Participants and Methods:

The sample consisted of participants from the National Alzheimer’s Coordinating Center (NACC) Uniform Dataset (UDS) and Neuropathology (NP) Datasets. Participants were included if they completed the neuropsychological battery for at least one timepoint and had neuropathology data available. The final sample consisted of 919 participants (Male=54%). Clinical diagnoses of suspected AD etiology were determined by clinicians according to contemporary diagnostic criteria. Neuropathology diagnoses were determined using the NIA-AA AD neuropathologic change variable. The sample was divided into four groups: concordant AD, concordant non-AD, discordant AD-clinical (clinical diagnosis, no neuropathology diagnosis), and discordant AD-neuropathology (neuropathology diagnosis, no clinical diagnosis). Between-subjects ANOVAs were used to evaluate group performance differences across domains of memory, language, attention, and executive functioning (EF).

Results:

The sample broke down as follows: 52% concordant AD, 30% concordant non-AD, 7% discordant AD-clinical, 15% discordant AD-neuropath.

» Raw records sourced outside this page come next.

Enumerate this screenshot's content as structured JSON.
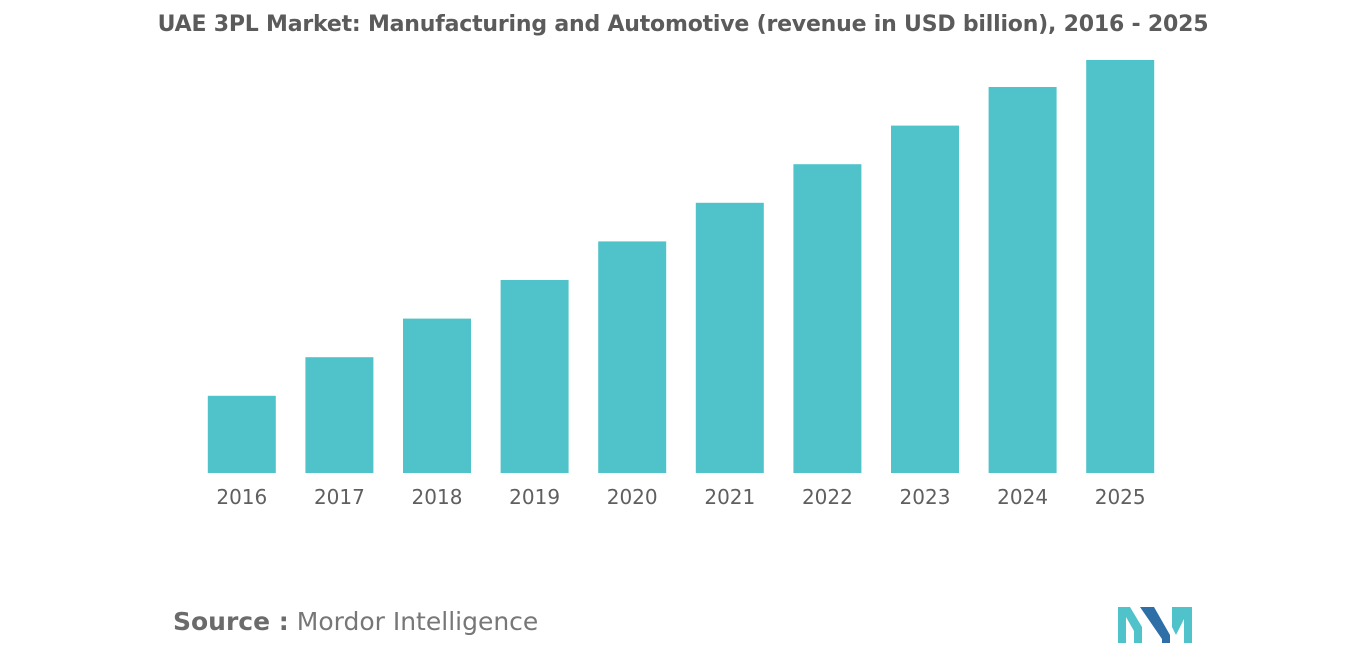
{
  "chart_data": {
    "type": "bar",
    "title": "UAE 3PL Market: Manufacturing and Automotive (revenue in USD billion), 2016 - 2025",
    "categories": [
      "2016",
      "2017",
      "2018",
      "2019",
      "2020",
      "2021",
      "2022",
      "2023",
      "2024",
      "2025"
    ],
    "values": [
      1.0,
      1.5,
      2.0,
      2.5,
      3.0,
      3.5,
      4.0,
      4.5,
      5.0,
      5.35
    ],
    "xlabel": "",
    "ylabel": "",
    "ylim": [
      0,
      5.35
    ],
    "grid": false,
    "legend": "none",
    "bar_color": "#4fc3c9"
  },
  "source": {
    "prefix": "Source :",
    "name": "Mordor Intelligence"
  },
  "logo": {
    "colors": [
      "#2f6fa7",
      "#4fc3c9"
    ]
  }
}
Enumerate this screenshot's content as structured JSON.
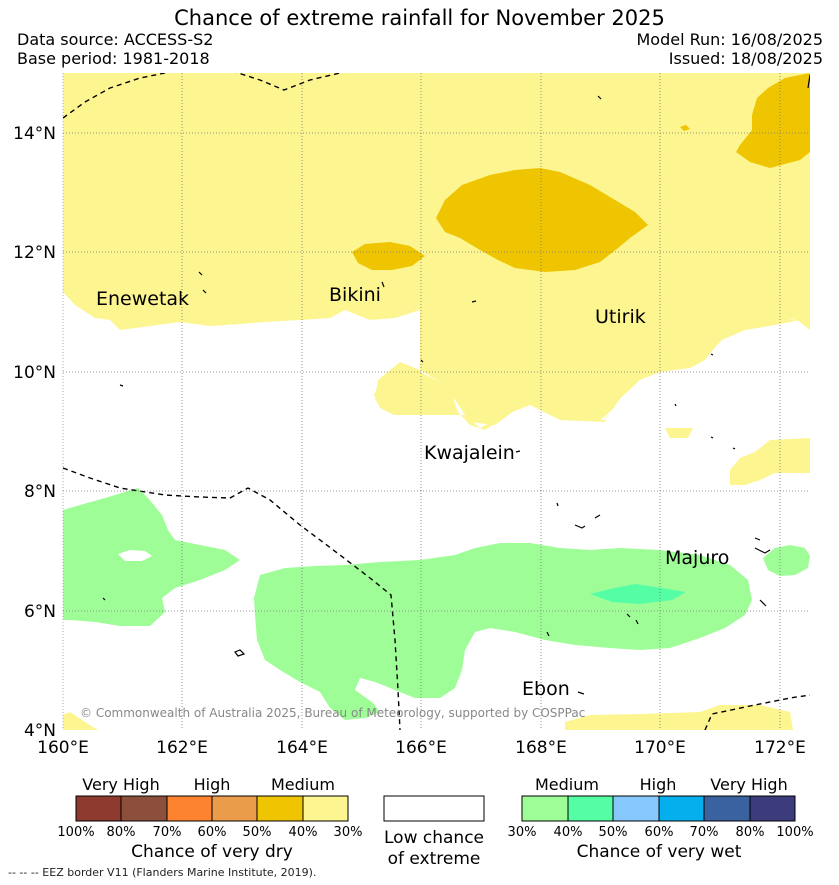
{
  "header": {
    "title": "Chance of extreme rainfall for November 2025",
    "data_source": "Data source: ACCESS-S2",
    "base_period": "Base period: 1981-2018",
    "model_run": "Model Run: 16/08/2025",
    "issued": "Issued: 18/08/2025"
  },
  "map": {
    "lat_labels": [
      "14°N",
      "12°N",
      "10°N",
      "8°N",
      "6°N",
      "4°N"
    ],
    "lon_labels": [
      "160°E",
      "162°E",
      "164°E",
      "166°E",
      "168°E",
      "170°E",
      "172°E"
    ],
    "places": {
      "enewetak": "Enewetak",
      "bikini": "Bikini",
      "utirik": "Utirik",
      "kwajalein": "Kwajalein",
      "majuro": "Majuro",
      "ebon": "Ebon"
    },
    "copyright": "© Commonwealth of Australia 2025, Bureau of Meteorology, supported by COSPPac",
    "colors": {
      "dry_medium_light": "#fdf58f",
      "dry_medium_dark": "#eec500",
      "wet_medium_light": "#9ffd98",
      "wet_medium_dark": "#55fea4"
    }
  },
  "legend": {
    "dry": {
      "headers": [
        "Very High",
        "High",
        "Medium"
      ],
      "ticks": [
        "100%",
        "80%",
        "70%",
        "60%",
        "50%",
        "40%",
        "30%"
      ],
      "colors": [
        "#8e3a2f",
        "#8b4f3b",
        "#fd8331",
        "#eb9c4a",
        "#eec500",
        "#fdf58f"
      ],
      "title": "Chance of very dry"
    },
    "neutral": {
      "line1": "Low chance",
      "line2": "of extreme"
    },
    "wet": {
      "headers": [
        "Medium",
        "High",
        "Very High"
      ],
      "ticks": [
        "30%",
        "40%",
        "50%",
        "60%",
        "70%",
        "80%",
        "100%"
      ],
      "colors": [
        "#9ffd98",
        "#55fea4",
        "#86c8fc",
        "#05aeed",
        "#3a629e",
        "#3c3b7b"
      ],
      "title": "Chance of very wet"
    }
  },
  "footnote": "--  --  -- EEZ border V11 (Flanders Marine Institute, 2019)."
}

There were no significant differences in attention [F(3, 919) = 2.11, p = 0.98, η²= 0.01] or language [F(3, 919) = 2.42, p = 0.06, η²= 0.01] performance. There were significant differences in memory [F(3, 919) = 31.71, p < 0.001, η²= 0.11] and EF [F(3, 919) = 7.37, p < 0 .001, η²= 0.04] performance between groups. Post hoc tests revealed that for memory, performance was worst in the concordant AD group, followed by the concordant non-AD group, discordant AD-neuropathology group, and discordant AD-clinical group. For EF, performance was worst in the concordant AD group, followed by the discordant AD-neuropathology group, discordant AD-clinical group, and concordant non-AD group. Follow-up analyses revealed that lower EF performance was related to lower memory performance, but the strength of this relationship was significantly attenuated in concordant AD.

Conclusions:

Unsurprisingly, given historical importance of memory dysfunction in AD, findings indicate that memory performance was worst in concordant AD. On the other hand, given the role of EF in diagnosing non-AD pathology, it was unexpected that those in concordant non-AD and discordant AD-clinical groups performed better on EF compared to concordant AD. However, EF deficits in non-AD and discordant AD-clinical were more strongly related to poor memory performance, suggesting that EF could be having a greater influence on memory performance in these groups. Results suggest that NIA-AA criteria can incorporate cognitive findings (e.g., poor memory) that point to a need for biomarker testing but that careful attention should be paid to possible confounds (e.g., executive deficits).